OFT study

The OFT published a report in January 2011 following its market study on the underwriting of equity capital raisings by listed companies. It conducted the market study because of company and institutional shareholder dissatisfaction with equity underwriting services. The dissatisfaction focused primarily on underwriting fees.

The report says that the OFT's findings indicate that there is little competitive tension between investment banks during the equity raising process and that companies raising equity capital are not focused principally on reducing underwriting fees. It also found that there had been a significant increase in fees since the start of the financial crisis and fees have not since fallen in line with the reduction in risk. However, the OFT has concluded (and confirmed in a May 2011 statement) that it is not appropriate to refer the equity underwriting market to the Competition Commission for investigation as the market has just been through an exceptional period following the credit crisis.  

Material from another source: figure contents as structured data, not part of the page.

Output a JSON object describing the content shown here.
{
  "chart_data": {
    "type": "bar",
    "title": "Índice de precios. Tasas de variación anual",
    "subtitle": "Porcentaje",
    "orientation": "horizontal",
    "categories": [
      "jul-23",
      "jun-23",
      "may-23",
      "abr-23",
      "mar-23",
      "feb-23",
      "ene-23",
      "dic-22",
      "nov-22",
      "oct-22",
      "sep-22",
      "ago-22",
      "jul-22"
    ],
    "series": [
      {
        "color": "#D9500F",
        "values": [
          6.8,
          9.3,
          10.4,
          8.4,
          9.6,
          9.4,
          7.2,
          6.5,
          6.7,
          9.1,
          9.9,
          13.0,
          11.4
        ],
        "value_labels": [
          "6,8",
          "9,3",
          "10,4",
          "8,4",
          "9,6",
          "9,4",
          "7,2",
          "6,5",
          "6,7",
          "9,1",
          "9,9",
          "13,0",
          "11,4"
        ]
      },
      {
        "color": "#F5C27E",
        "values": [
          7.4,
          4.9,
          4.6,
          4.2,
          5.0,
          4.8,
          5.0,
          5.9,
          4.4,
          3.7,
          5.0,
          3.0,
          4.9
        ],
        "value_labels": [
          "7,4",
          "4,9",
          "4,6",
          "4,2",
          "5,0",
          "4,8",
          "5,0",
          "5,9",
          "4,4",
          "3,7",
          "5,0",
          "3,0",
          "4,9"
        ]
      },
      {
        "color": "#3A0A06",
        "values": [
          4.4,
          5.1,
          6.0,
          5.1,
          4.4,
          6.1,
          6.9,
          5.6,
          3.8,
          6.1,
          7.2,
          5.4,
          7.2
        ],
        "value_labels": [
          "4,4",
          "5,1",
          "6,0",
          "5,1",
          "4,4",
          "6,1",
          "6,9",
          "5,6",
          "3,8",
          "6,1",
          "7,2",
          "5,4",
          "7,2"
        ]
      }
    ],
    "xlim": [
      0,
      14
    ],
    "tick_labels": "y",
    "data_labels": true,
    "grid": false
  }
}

The report contains several recommendations to help improve competition. For example, it suggests that companies should increase the number of banks they have relationships with (as banks which have an existing relationship with a company tend to be chosen to underwrite an equity capital raising) and that institutional shareholders should apply greater pressure on companies to reduce fees and discounts through, for example, discussion with the company about principles for any future equity raisings.

The OFT report is available on the OFT website.  

IIC guidance

The Institutional Investor Committee has published best practice guidance for issuers seeking to raise equity capital. The guidance, issued in May 2011, follows the Rights Issues Fees Inquiry Report published by the IIC in December 2010. In a similar conclusion to that of the OFT report, the IIC report found that there was a lack of competition in underwriting and that companies were unwilling to challenge banks, especially about the cost of underwriting.

The guidance is intended to inform issuers and their boards about institutional shareholders' views on best practice when raising equity capital.

As preparation for the eventuality that they may have to raise equity in the future, the guidance recommends that companies, amongst other things, discuss with their shareholders the appropriate capital structure for the company and whether in principle they have the ability or appetite to act as a sub-underwriter.  

Once the need for a capital raising exercise actually arises, the recommendations include that companies ask for a full breakdown of the advisers' proposed fees and satisfy themselves that they understand what it is being paid, and for what purpose, and in the event that the issue price is deeply discounted, consider whether the issue needs to be underwritten in whole, in part or not at all.  

The IIC guidance is available on the IIC website.